The liberal media are baffled by George W. Bush's extraordinary popularity among the Republican Party's right wing, despite a campaign and a convention noticeably lacking in traditional "red meat" conservative issues and rhetoric. One reason is that conservatives know better than the media to look at Bush's actions as far more meaningful than mere words. In this area, he has, so far, delivered to the satisfaction of conservatives. Nowhere is this more important than in Bush's open repudiation of those advisers responsible for his father's defeat in 1992.
Chief among these is Dick Darman, Director of the Office of Management and Budget during the Bush administration. Darman is the single person most to blame for the elder Bush's defeat 8 years ago, and hence the person most responsible for the election of Bill Clinton. And George W. Bush knows this better than anyone. That is why Darman effectively has been banned from his campaign -- to the delight of conservatives and the anguish of Darman, who apparently still longs for a seat at the table, according to an Aug. 2 Wall Street Journal report.
The story of how Darman talked President Bush into breaking his "no new taxes" pledge in 1990 and its major role in Bush's loss to Clinton is well known. But this was only the final scene in a play of disloyalty that dated back 2 years before, beginning during the 1988 campaign.
According to an authoritative series of articles by Washington Post super-reporter Bob Woodward in October 1992, Darman strenuously opposed Bush's no new taxes pledge during the 1988 campaign, even though Bush's political advisers universally give it much of the credit for his victory. Had Bush followed Darman's advice, it is doubtful that he would have been elected president.
According to Woodward, subsequently confirmed by Darman's own memoirs, Darman did everything in his power to delete the no new taxes pledge from Bush's acceptance speech to the Republican convention on Aug. 18, 1988. And as a longtime political insider, Darman knew a lot of tricks for bending policy statements to his will. But this time, he failed. Bush eventually had to put his foot down and demand that the tax pledge remain in the speech.
Bush, quite reasonably, took the view, contrary to Darman, that the tax pledge was merely a more rhetorical restatement of what he had been saying publicly for years. For example, on Oct. 12, 1987, Bush told an audience in Houston, "There are those who say we must balance the budget on the backs of the workers -- and raise taxes again. But they are wrong. I am not going to raise your taxes -- period."

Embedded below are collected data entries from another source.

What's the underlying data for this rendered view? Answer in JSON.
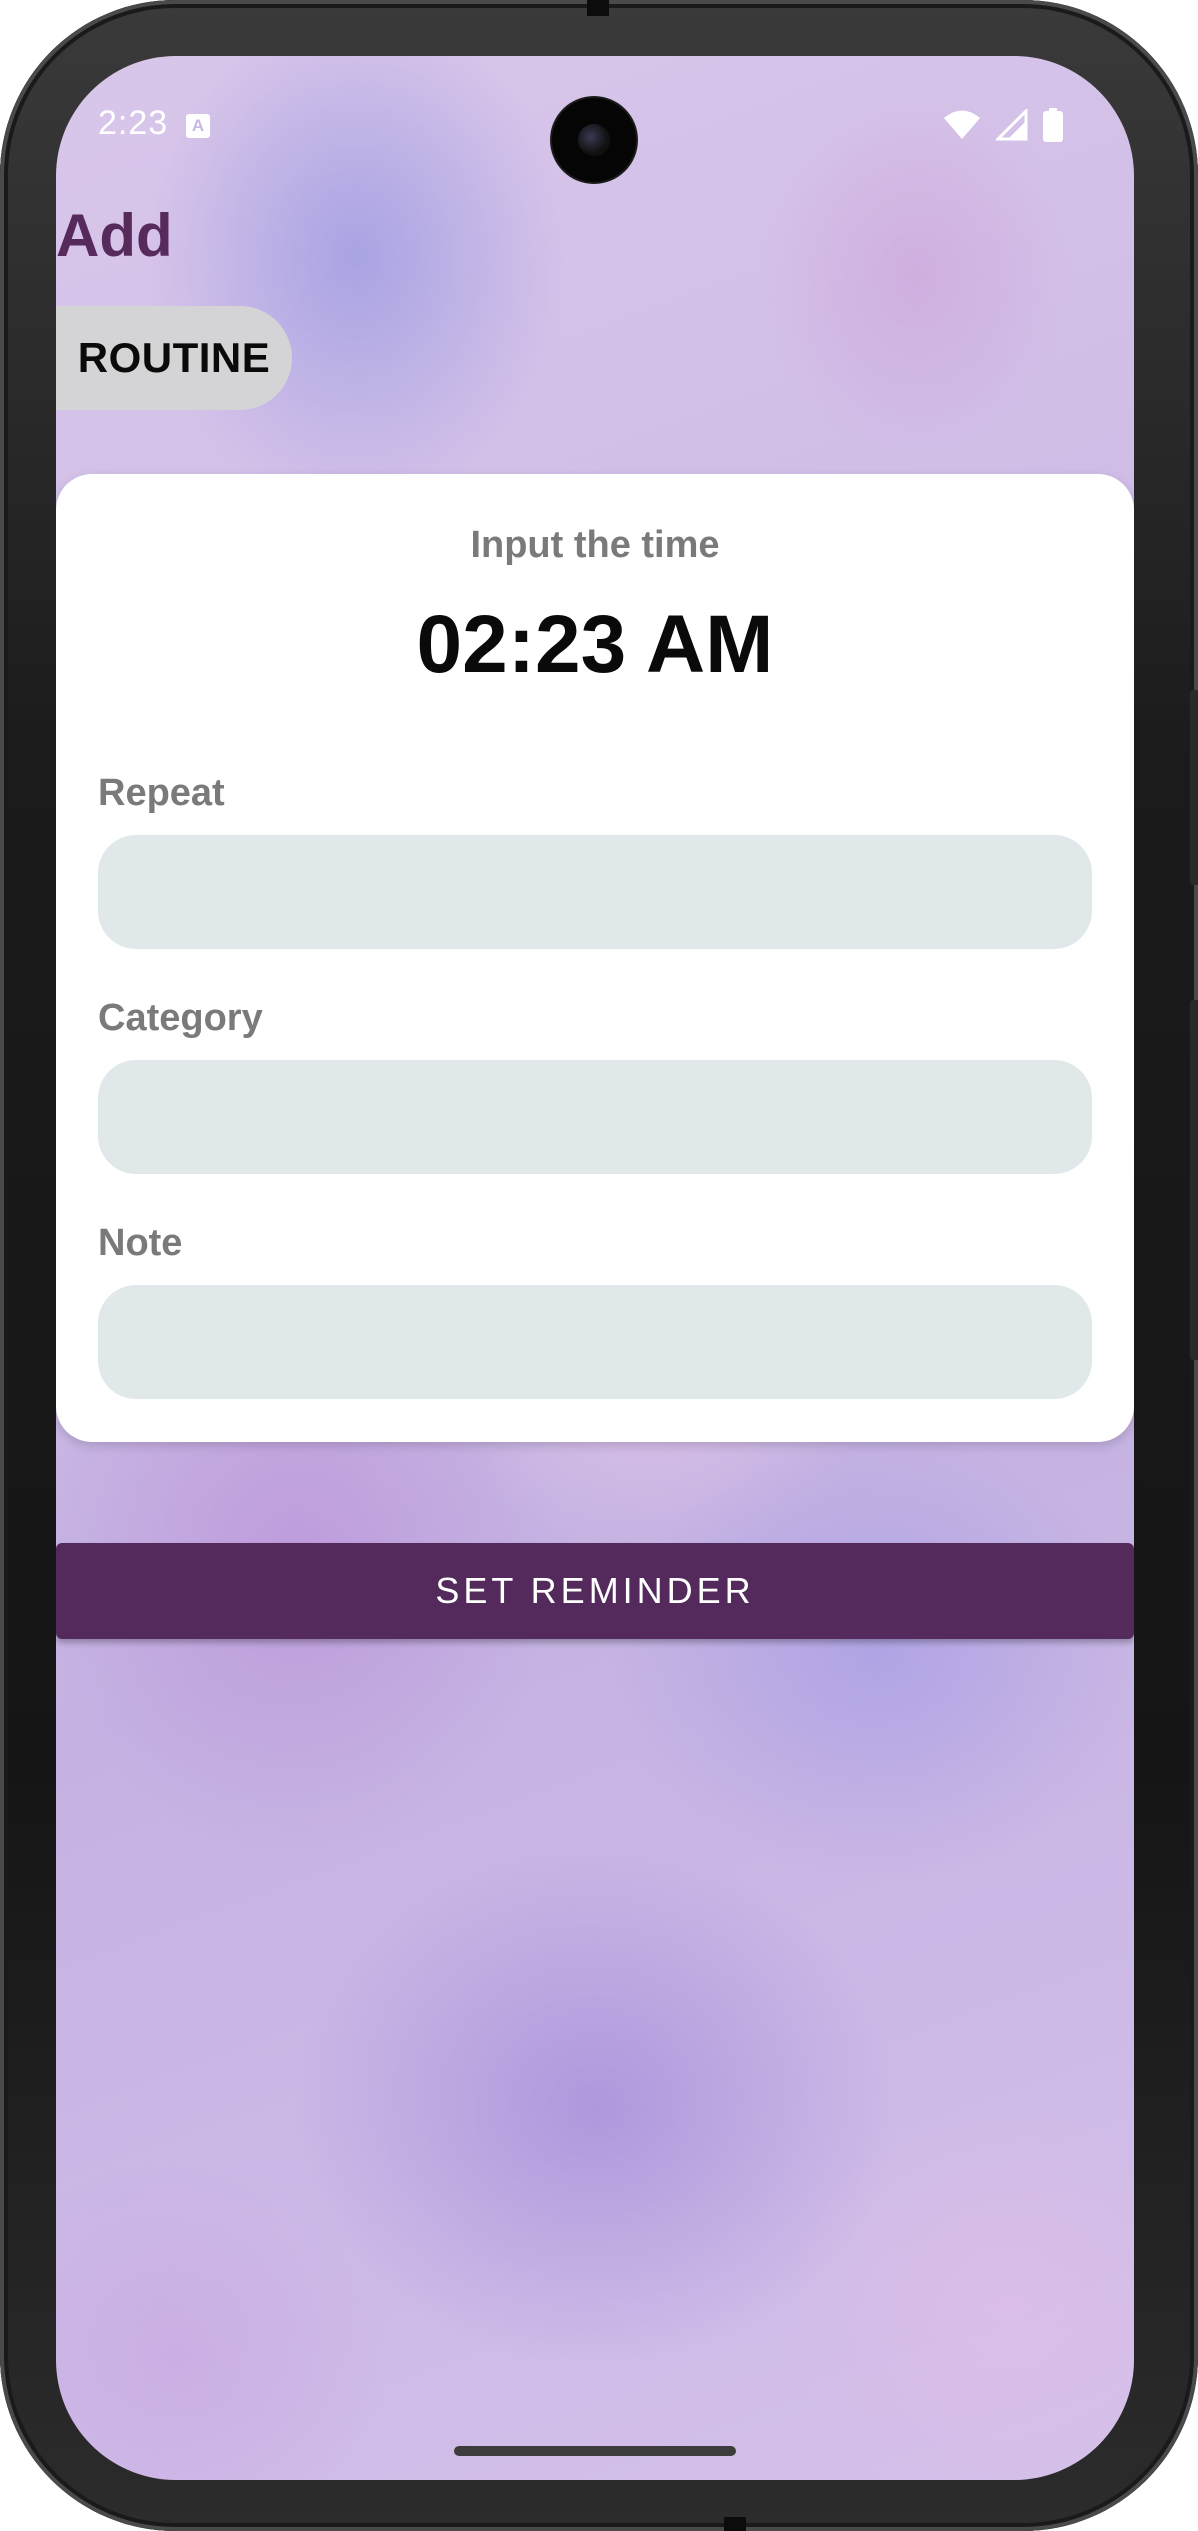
{
  "status_bar": {
    "time": "2:23",
    "notification_icon_letter": "A",
    "icons": [
      "wifi-icon",
      "cellular-signal-icon",
      "battery-icon"
    ]
  },
  "header": {
    "title": "Add"
  },
  "chip": {
    "label": "ROUTINE"
  },
  "card": {
    "subtitle": "Input the time",
    "time_value": "02:23 AM",
    "fields": [
      {
        "label": "Repeat",
        "value": "",
        "placeholder": ""
      },
      {
        "label": "Category",
        "value": "",
        "placeholder": ""
      },
      {
        "label": "Note",
        "value": "",
        "placeholder": ""
      }
    ]
  },
  "actions": {
    "set_reminder_label": "SET REMINDER"
  },
  "colors": {
    "accent": "#532a5b",
    "title": "#562a5b",
    "field_background": "#e0e8e9",
    "chip_background": "#d4d4d6"
  }
}
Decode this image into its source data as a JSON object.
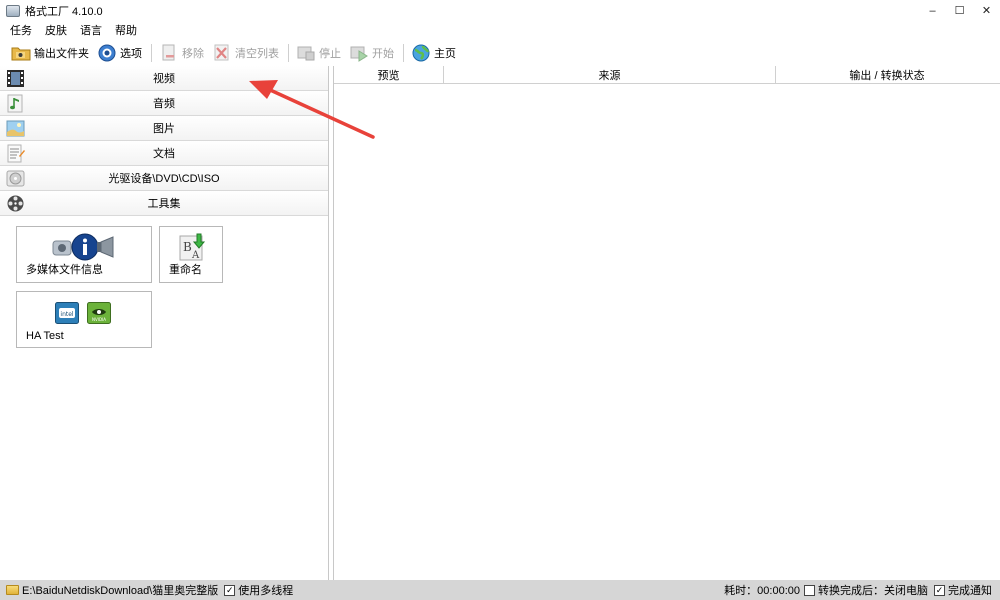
{
  "window": {
    "title": "格式工厂 4.10.0",
    "controls": {
      "minimize": "–",
      "maximize": "☐",
      "close": "✕"
    }
  },
  "menu": [
    "任务",
    "皮肤",
    "语言",
    "帮助"
  ],
  "toolbar": {
    "output_folder": "输出文件夹",
    "options": "选项",
    "remove": "移除",
    "clear_list": "清空列表",
    "stop": "停止",
    "start": "开始",
    "home": "主页"
  },
  "categories": [
    {
      "label": "视频",
      "icon": "film-icon"
    },
    {
      "label": "音频",
      "icon": "music-note-icon"
    },
    {
      "label": "图片",
      "icon": "picture-icon"
    },
    {
      "label": "文档",
      "icon": "document-icon"
    },
    {
      "label": "光驱设备\\DVD\\CD\\ISO",
      "icon": "disc-icon"
    },
    {
      "label": "工具集",
      "icon": "film-reel-icon"
    }
  ],
  "tools": {
    "media_info": "多媒体文件信息",
    "rename": "重命名",
    "ha_test": "HA Test",
    "intel_logo": "intel",
    "nvidia_logo": "NVIDIA"
  },
  "table": {
    "columns": [
      "预览",
      "来源",
      "输出 / 转换状态"
    ]
  },
  "status": {
    "output_path": "E:\\BaiduNetdiskDownload\\猫里奥完整版",
    "multithread_label": "使用多线程",
    "multithread_checked": "✓",
    "elapsed_label": "耗时：00:00:00",
    "after_convert_label": "转换完成后：关闭电脑",
    "after_convert_checked": "",
    "notify_label": "完成通知",
    "notify_checked": "✓"
  },
  "colors": {
    "annotation_arrow": "#e8423a",
    "statusbar_bg": "#d6d6d6",
    "disabled_text": "#a0a0a0"
  }
}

In short, the tax pledge was like any other campaign promise, subject to subsequent revision and adjustment, depending on circumstances. Certainly, no one would have faulted Bush for raising taxes during a national emergency, for example. Nor would any conservative have faulted Bush for imposing "new taxes" as part of a tax reform bill such as the flat tax.
What cemented the tax pledge into concrete, and ultimately caused Bush so much anguish, was actually Darman's Jan. 19, 1989 testimony before the Senate Governmental Affairs Committee, on his nomination to be OMB director. During this testimony, Darman was repeatedly asked about the meaning of the tax pledge -- in particular, "What exactly constitutes a new tax?" Darman replied with his famous "duck" test -- if something looks like a duck, walks like a duck and talks like a duck, then it is probably a duck. Moreover, Darman indicated that there was no time limit for the pledge, that it was in effect "forever."
Darman thus expanded the tax pledge far beyond what Bush or any of his political advisers ever envisioned for the statement. By so tightly construing all governmental actions that would technically raise revenue for any reason as a violation of the tax pledge, Darman virtually guaranteed that Bush would ultimately be forced to break the pledge.
In his testimony, Darman also said, "I am not now recommending in any way to the incoming president that he violate the 'duck' test, and I do not now foresee the circumstances in which I should or would do so."
There is simply no other way to characterize this statement than as an out and out lie, if Woodward's reporting is accurate. According to the Post series, at the very moment he was telling the Senate Committee that he was not recommending tax increases, he was in fact doing exactly that. He was pushing very hard to get Bush to endorse the report of the National Economic Commission, which was about to propose tax increases as part of a deficit reduction package. Bush ultimately rejected the commission's recommendations, but Darman apparently continued to view the NEC report as the framework for a grand budget deal.
Further evidence of Darman's prevarication on taxes is shown by the fact that as early as June 1989, just months into the Bush administration, he was secretly supporting congressional efforts to raise taxes, according to a Wall Street Journal report.
Darman's final act of disloyalty was refusing to resign in 1992, even after it was clear that he had become a lightening rod for conservative disenchantment with Bush. The other top members of Bush's economic team, Treasury Secretary Nicholas Brady and Council of Economic Advisers Chairman Michael Boskin, were ready to go if it would help the re-election effort, but Darman balked. In my view, that sealed Bush's fate in a campaign in which Bill Clinton correctly saw that it was "the economy, stupid."
George W. Bush knows full well the damage Dick Darman did to his father and has rightly kept him as far as possible from Austin and the campaign. It is a key reason why conservatives feel they can trust him in a way they never felt about his father.